A security researcher named David Manouchehri has recently published an exploit code for the Dirty COW Linux flaw and this code has the ability to root an android smartphone.
When Linux kernel has patched a flaw that existed since 2007, this Dirty COW vulnerability was found. This was in Linux since Linux kernel version 3.6.
The nick name of this flaw is Dirty COW and it is originally tracked as CVE-2016-5195, this flaw is one of the most influential when it comes to kernel operations which allowed the attackers to elevate privileges and then execute code as another user (an EoP – Escalation of Privilege vulnerability). Simply to say, Dirty COW allowed attackers to gain root privileges on the affected Linux machines.
Dirty COW can affect all versions of Android
At the time, it was unclear if the Android operating system, which is based on the Linux kernel, was vulnerable to the issue.
Phil Oester, the man who discovered Dirty COW didn’t test for the vulnerability’s presence in Android devices. Fortunately, Manouchehri did and published proof-of-concept code on GitHub on Sunday.
In a Twitter post, the researcher said he was able to use a variation of Dirty COW and get root privileges on a device running Android 6.0.1.

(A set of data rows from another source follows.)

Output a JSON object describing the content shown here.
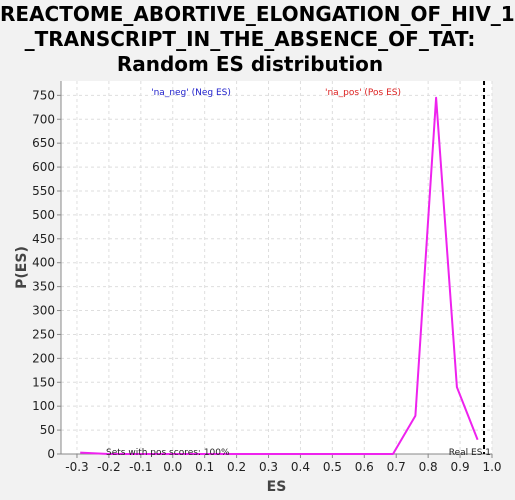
{
  "title_lines": [
    "REACTOME_ABORTIVE_ELONGATION_OF_HIV_1",
    "_TRANSCRIPT_IN_THE_ABSENCE_OF_TAT:",
    "Random ES distribution"
  ],
  "chart_data": {
    "type": "line",
    "xlabel": "ES",
    "ylabel": "P(ES)",
    "xlim": [
      -0.35,
      1.0
    ],
    "ylim": [
      0,
      780
    ],
    "xticks": [
      -0.3,
      -0.2,
      -0.1,
      0.0,
      0.1,
      0.2,
      0.3,
      0.4,
      0.5,
      0.6,
      0.7,
      0.8,
      0.9,
      1.0
    ],
    "xtick_labels": [
      "-0.3",
      "-0.2",
      "-0.1",
      "0.0",
      "0.1",
      "0.2",
      "0.3",
      "0.4",
      "0.5",
      "0.6",
      "0.7",
      "0.8",
      "0.9",
      "1.0"
    ],
    "yticks": [
      0,
      50,
      100,
      150,
      200,
      250,
      300,
      350,
      400,
      450,
      500,
      550,
      600,
      650,
      700,
      750
    ],
    "grid": true,
    "series": [
      {
        "color": "#ee22ee",
        "x": [
          -0.29,
          -0.2,
          0.69,
          0.76,
          0.825,
          0.89,
          0.955
        ],
        "y": [
          3,
          0,
          0,
          80,
          745,
          140,
          30
        ]
      }
    ],
    "real_es": 0.975,
    "annotations": {
      "neg_label": "'na_neg' (Neg ES)",
      "pos_label": "'na_pos' (Pos ES)",
      "neg_color": "#2222cc",
      "pos_color": "#dd2222",
      "sets_label": "Sets with pos scores: 100%",
      "real_es_label": "Real ES 1"
    }
  }
}
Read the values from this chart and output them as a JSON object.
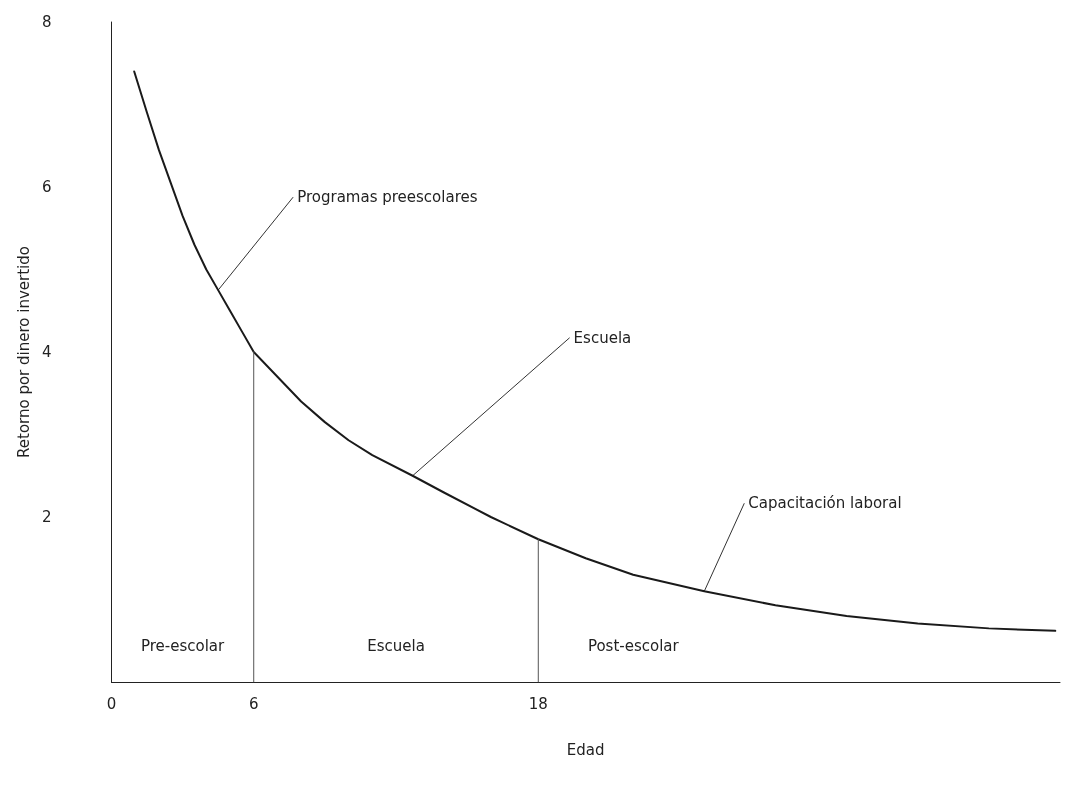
{
  "chart_data": {
    "type": "line",
    "xlabel": "Edad",
    "ylabel": "Retorno por dinero invertido",
    "xlim": [
      0,
      40
    ],
    "xticks": [
      0,
      6,
      18
    ],
    "ylim": [
      0,
      8
    ],
    "yticks": [
      2,
      4,
      6,
      8
    ],
    "grid": false,
    "marker": "none",
    "line_style": "solid",
    "series": [
      {
        "color": "#1a1a1a",
        "x": [
          0.96,
          1.5,
          2,
          2.5,
          3,
          3.5,
          4,
          4.5,
          5,
          5.5,
          6,
          7,
          8,
          9,
          10,
          11,
          12.7,
          14,
          16,
          18,
          20,
          22,
          25,
          28,
          31,
          34,
          37,
          39.8
        ],
        "values": [
          7.4,
          6.9,
          6.45,
          6.05,
          5.65,
          5.3,
          5.0,
          4.75,
          4.5,
          4.25,
          4.0,
          3.7,
          3.4,
          3.15,
          2.93,
          2.75,
          2.5,
          2.3,
          2.0,
          1.73,
          1.5,
          1.3,
          1.1,
          0.93,
          0.8,
          0.71,
          0.65,
          0.62
        ]
      },
      {
        "color": "#555555",
        "x": [
          6,
          6
        ],
        "values": [
          0,
          4.0
        ]
      },
      {
        "color": "#555555",
        "x": [
          18,
          18
        ],
        "values": [
          0,
          1.73
        ]
      }
    ],
    "annotations": [
      {
        "text": "Programas preescolares",
        "x": 4.5,
        "y": 4.75
      },
      {
        "text": "Escuela",
        "x": 12.7,
        "y": 2.5
      },
      {
        "text": "Capacitación laboral",
        "x": 25,
        "y": 1.1
      },
      "Pre-escolar",
      "Escuela",
      "Post-escolar"
    ]
  }
}
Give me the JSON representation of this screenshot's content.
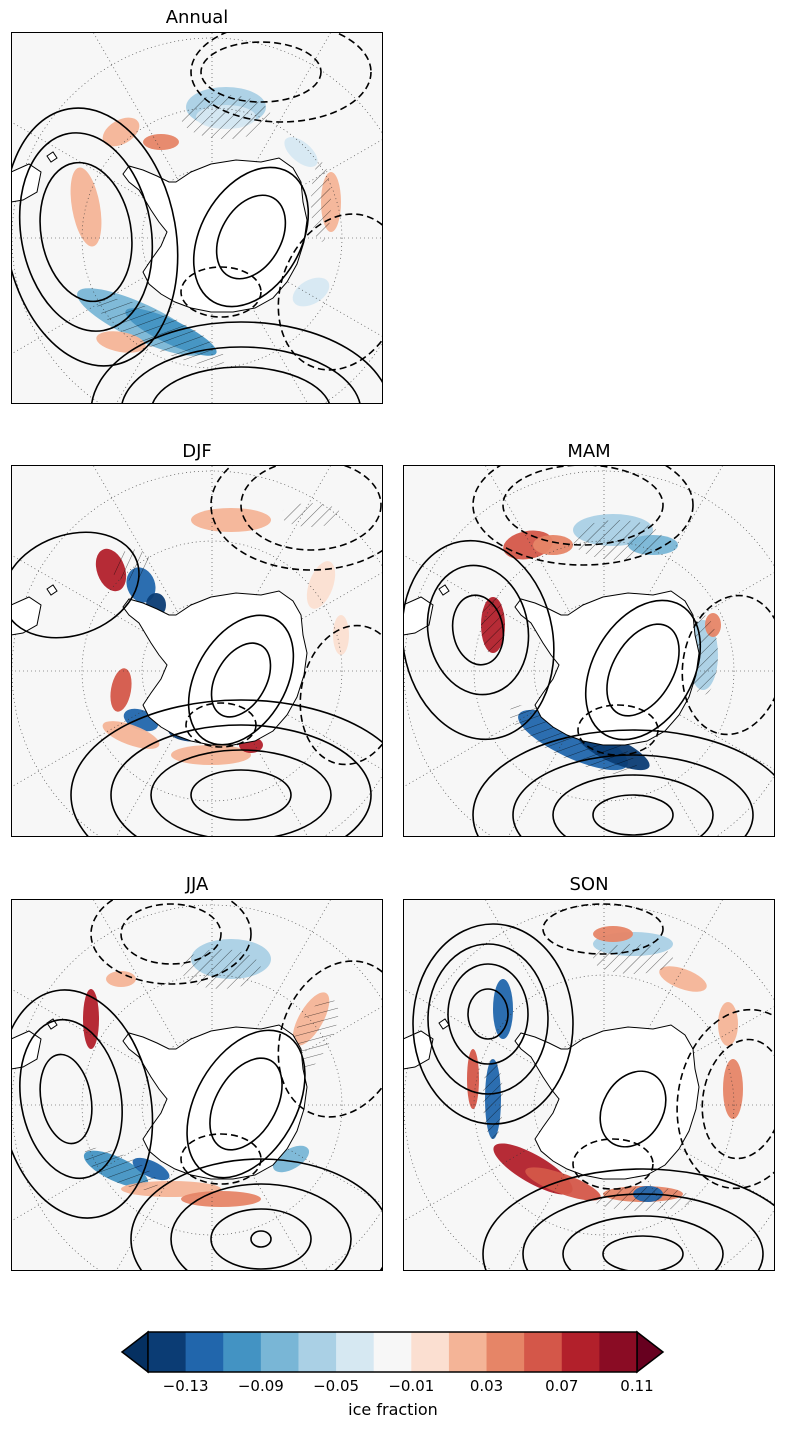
{
  "panels": [
    {
      "title": "Annual"
    },
    {
      "title": "DJF"
    },
    {
      "title": "MAM"
    },
    {
      "title": "JJA"
    },
    {
      "title": "SON"
    }
  ],
  "colorbar": {
    "label": "ice fraction",
    "ticks": [
      "−0.13",
      "−0.09",
      "−0.05",
      "−0.01",
      "0.03",
      "0.07",
      "0.11"
    ],
    "colors": [
      "#0b3c74",
      "#2166ac",
      "#4393c3",
      "#79b6d6",
      "#aad0e5",
      "#d6e8f2",
      "#f7f7f7",
      "#fbdfd1",
      "#f4b497",
      "#e68567",
      "#d45749",
      "#b2202b",
      "#8a0c24"
    ],
    "under_color": "#053061",
    "over_color": "#67001f"
  },
  "colors": {
    "ocean_background": "#f7f7f7",
    "land": "#ffffff",
    "contour": "#000000"
  }
}
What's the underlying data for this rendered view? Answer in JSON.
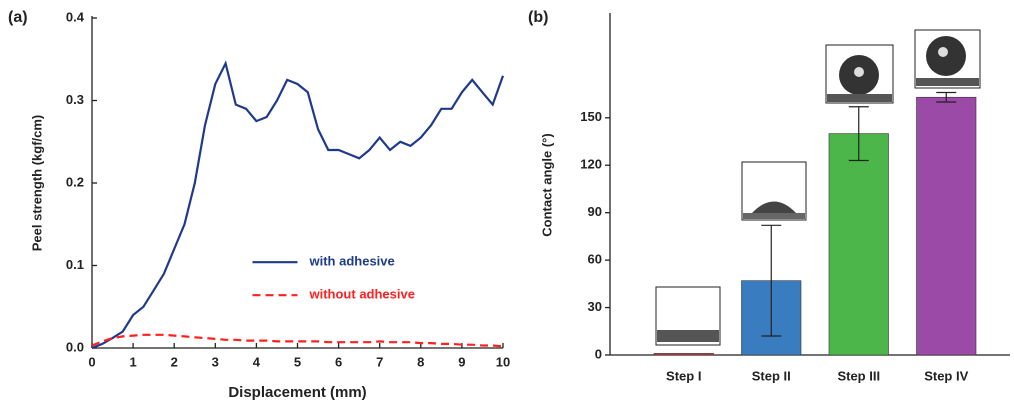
{
  "chart_data": [
    {
      "type": "line",
      "panel_label": "(a)",
      "xlabel": "Displacement (mm)",
      "ylabel": "Peel strength (kgf/cm)",
      "x": [
        0,
        0.25,
        0.5,
        0.75,
        1,
        1.25,
        1.5,
        1.75,
        2,
        2.25,
        2.5,
        2.75,
        3,
        3.25,
        3.5,
        3.75,
        4,
        4.25,
        4.5,
        4.75,
        5,
        5.25,
        5.5,
        5.75,
        6,
        6.25,
        6.5,
        6.75,
        7,
        7.25,
        7.5,
        7.75,
        8,
        8.25,
        8.5,
        8.75,
        9,
        9.25,
        9.5,
        9.75,
        10
      ],
      "series": [
        {
          "name": "with adhesive",
          "color": "#1f3a8a",
          "line_style": "solid",
          "values": [
            0,
            0.005,
            0.012,
            0.02,
            0.04,
            0.05,
            0.07,
            0.09,
            0.12,
            0.15,
            0.2,
            0.27,
            0.32,
            0.345,
            0.295,
            0.29,
            0.275,
            0.28,
            0.3,
            0.325,
            0.32,
            0.31,
            0.265,
            0.24,
            0.24,
            0.235,
            0.23,
            0.24,
            0.255,
            0.24,
            0.25,
            0.245,
            0.255,
            0.27,
            0.29,
            0.29,
            0.31,
            0.325,
            0.31,
            0.295,
            0.33
          ]
        },
        {
          "name": "without adhesive",
          "color": "#ff2020",
          "line_style": "dashed",
          "values": [
            0.003,
            0.008,
            0.012,
            0.014,
            0.015,
            0.016,
            0.016,
            0.016,
            0.015,
            0.014,
            0.013,
            0.012,
            0.011,
            0.01,
            0.01,
            0.009,
            0.009,
            0.009,
            0.008,
            0.008,
            0.008,
            0.008,
            0.008,
            0.007,
            0.007,
            0.007,
            0.007,
            0.007,
            0.008,
            0.007,
            0.007,
            0.007,
            0.006,
            0.006,
            0.005,
            0.005,
            0.004,
            0.004,
            0.003,
            0.003,
            0.002
          ]
        }
      ],
      "xlim": [
        0,
        10
      ],
      "xticks": [
        0,
        1,
        2,
        3,
        4,
        5,
        6,
        7,
        8,
        9,
        10
      ],
      "ylim": [
        0,
        0.4
      ],
      "yticks": [
        {
          "value": 0,
          "label": "0.0"
        },
        0.1,
        0.2,
        0.3,
        0.4
      ],
      "legend": "center-right"
    },
    {
      "type": "bar",
      "panel_label": "(b)",
      "ylabel": "Contact angle (°)",
      "categories": [
        "Step I",
        "Step II",
        "Step III",
        "Step IV"
      ],
      "values": [
        1,
        47,
        140,
        163
      ],
      "errors": [
        0,
        35,
        17,
        3
      ],
      "colors": [
        "#d9343a",
        "#3a7cc0",
        "#4cb64a",
        "#9b4aa8"
      ],
      "ylim": [
        0,
        215
      ],
      "yticks": [
        0,
        30,
        60,
        90,
        120,
        150
      ]
    }
  ]
}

In an interview with Dan Goodin of ArsTechnica, Manouchehri says that all Android versions since version 1.0 seem to be vulnerable to Dirty COW.
While initially the infosec community has mocked Oester for overhyping Dirty COW by creating a dedicated website, logo, and Twitter feed, the vulnerability packed a bigger punch than even Oester had expected.
Exploitation is still a little bit tricky, since multiple conditions have to be met before triggering a kernel race condition, but the danger is still there.
Since Dirty COW’s discovery, multiple Linux OS projects have patched their distros for the security flaw.